Deepa: Very good, very good. I do want to ask you, since you have the book. Did I write anything funny on the page?
Cameron: Yeah. Do you want me to read it?
Deepa: Please.
Cameron: “Pairs well with 5 miso soups, 4 seaweed salad, 3 soybean burgers, 2 tofu platters, one pasta with meatless balls. Eww.”
Deepa: “It tastes the same.”
Cameron: “If you close your eyes. And 14 orders of fries! WINE AND BEER!!”
Deepa: “Wine and beer!”
Cameron: That’s what you wrote.
Deepa: Amazing. Amazing. Thank you. It tastes the same. Thank you, Rent. Thank you, Rent. Great. I yeah, thank you for showing up with the recipe, because I did not have one, but next time, maybe I will.
Cameron: Yay!
Deepa: I think that might be it. Unless you have anything else?

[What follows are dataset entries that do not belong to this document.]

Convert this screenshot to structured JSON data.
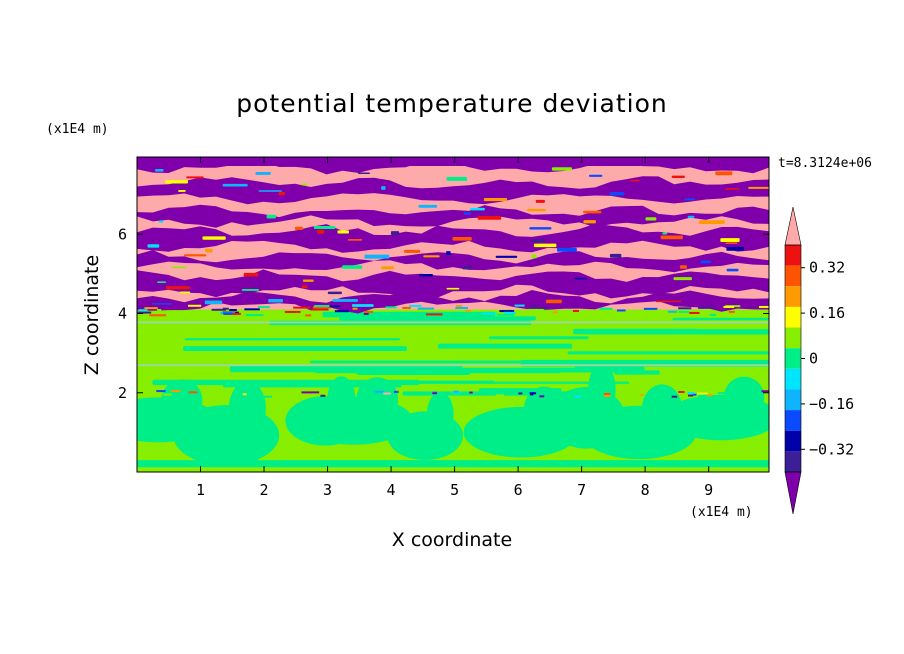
{
  "chart_data": {
    "type": "heatmap",
    "title": "potential temperature deviation",
    "xlabel": "X coordinate",
    "ylabel": "Z coordinate",
    "x_unit": "(x1E4 m)",
    "z_unit": "(x1E4 m)",
    "time_label": "t=8.3124e+06",
    "xlim": [
      0,
      9.95
    ],
    "ylim": [
      0,
      7.95
    ],
    "x_ticks": [
      1,
      2,
      3,
      4,
      5,
      6,
      7,
      8,
      9
    ],
    "y_ticks": [
      2,
      4,
      6
    ],
    "colorbar": {
      "levels": [
        -0.48,
        -0.4,
        -0.32,
        -0.24,
        -0.16,
        -0.08,
        0,
        0.08,
        0.16,
        0.24,
        0.32,
        0.4,
        0.48
      ],
      "tick_values": [
        -0.32,
        -0.16,
        0,
        0.16,
        0.32
      ],
      "tick_labels": [
        "−0.32",
        "−0.16",
        "0",
        "0.16",
        "0.32"
      ],
      "colors": [
        "#7f00aa",
        "#3c1e96",
        "#0000aa",
        "#0b4bff",
        "#0fb4ff",
        "#00e5ff",
        "#00ee88",
        "#88ee00",
        "#ffff00",
        "#ff9900",
        "#ff5500",
        "#ee1111",
        "#ffaaaa"
      ],
      "extend": "both"
    },
    "regions": [
      {
        "z_range": [
          0,
          2.0
        ],
        "description_value": "mix of -0.08..0 (green-cyan) blobs in 0..0.08 (lime) background"
      },
      {
        "z_range": [
          2.0,
          4.1
        ],
        "description_value": "0..0.08 (lime) with -0.08..0 (green) horizontal streaks"
      },
      {
        "z_range": [
          4.1,
          7.95
        ],
        "description_value": "alternating bands below -0.48 (purple) and above 0.48 (pink)"
      }
    ]
  }
}
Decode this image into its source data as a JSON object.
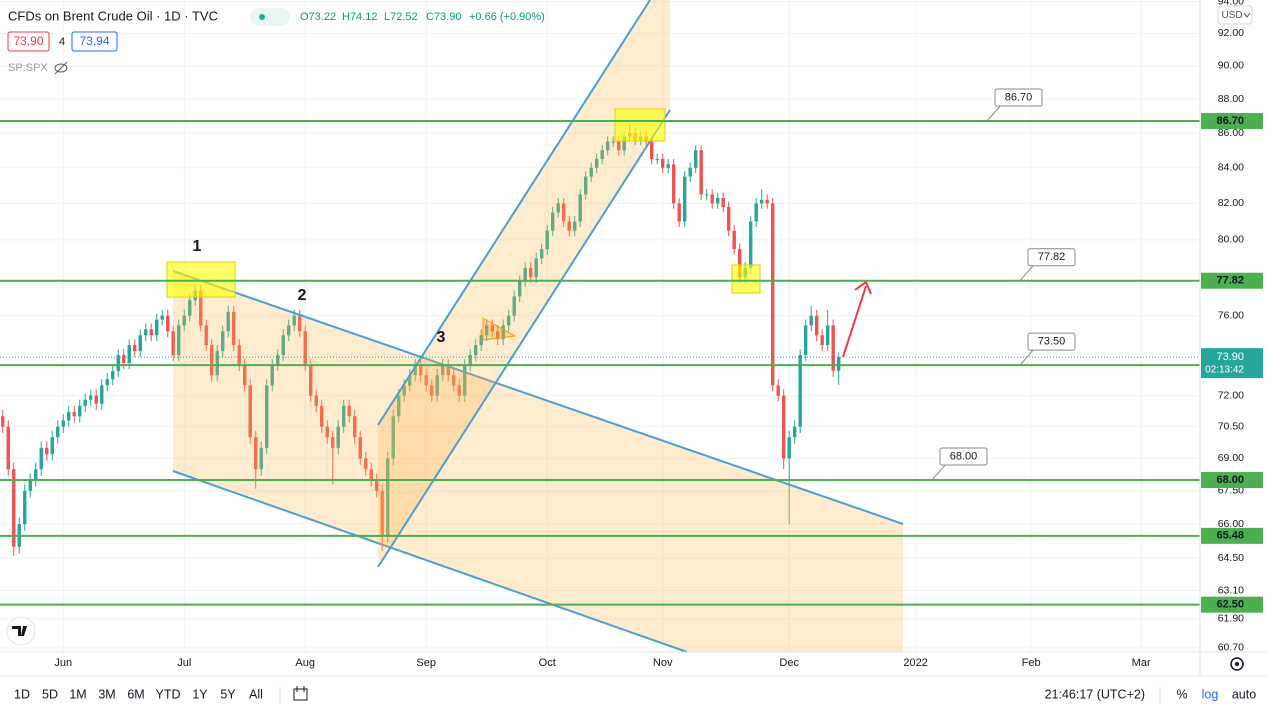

Cameron: No. Do you want to close us out?
Deepa: I think today we are doing – are we alternating and saying –
Cameron: We’re saying it together? Yeah, let’s say it together!
Deepa: 3, 2, 1… Don't forget the chickpeas!
Cameron: Act normal bitches!
Cameron: Perfect. I think we nailed it.
Deepa: I thought we were alternating the phrases!
Cameron: Oh, no.
Deepa: No, you're right. We should just stick to “Act normal, bitches.”
Cameron: I think that went great. I’m gonna stop recording.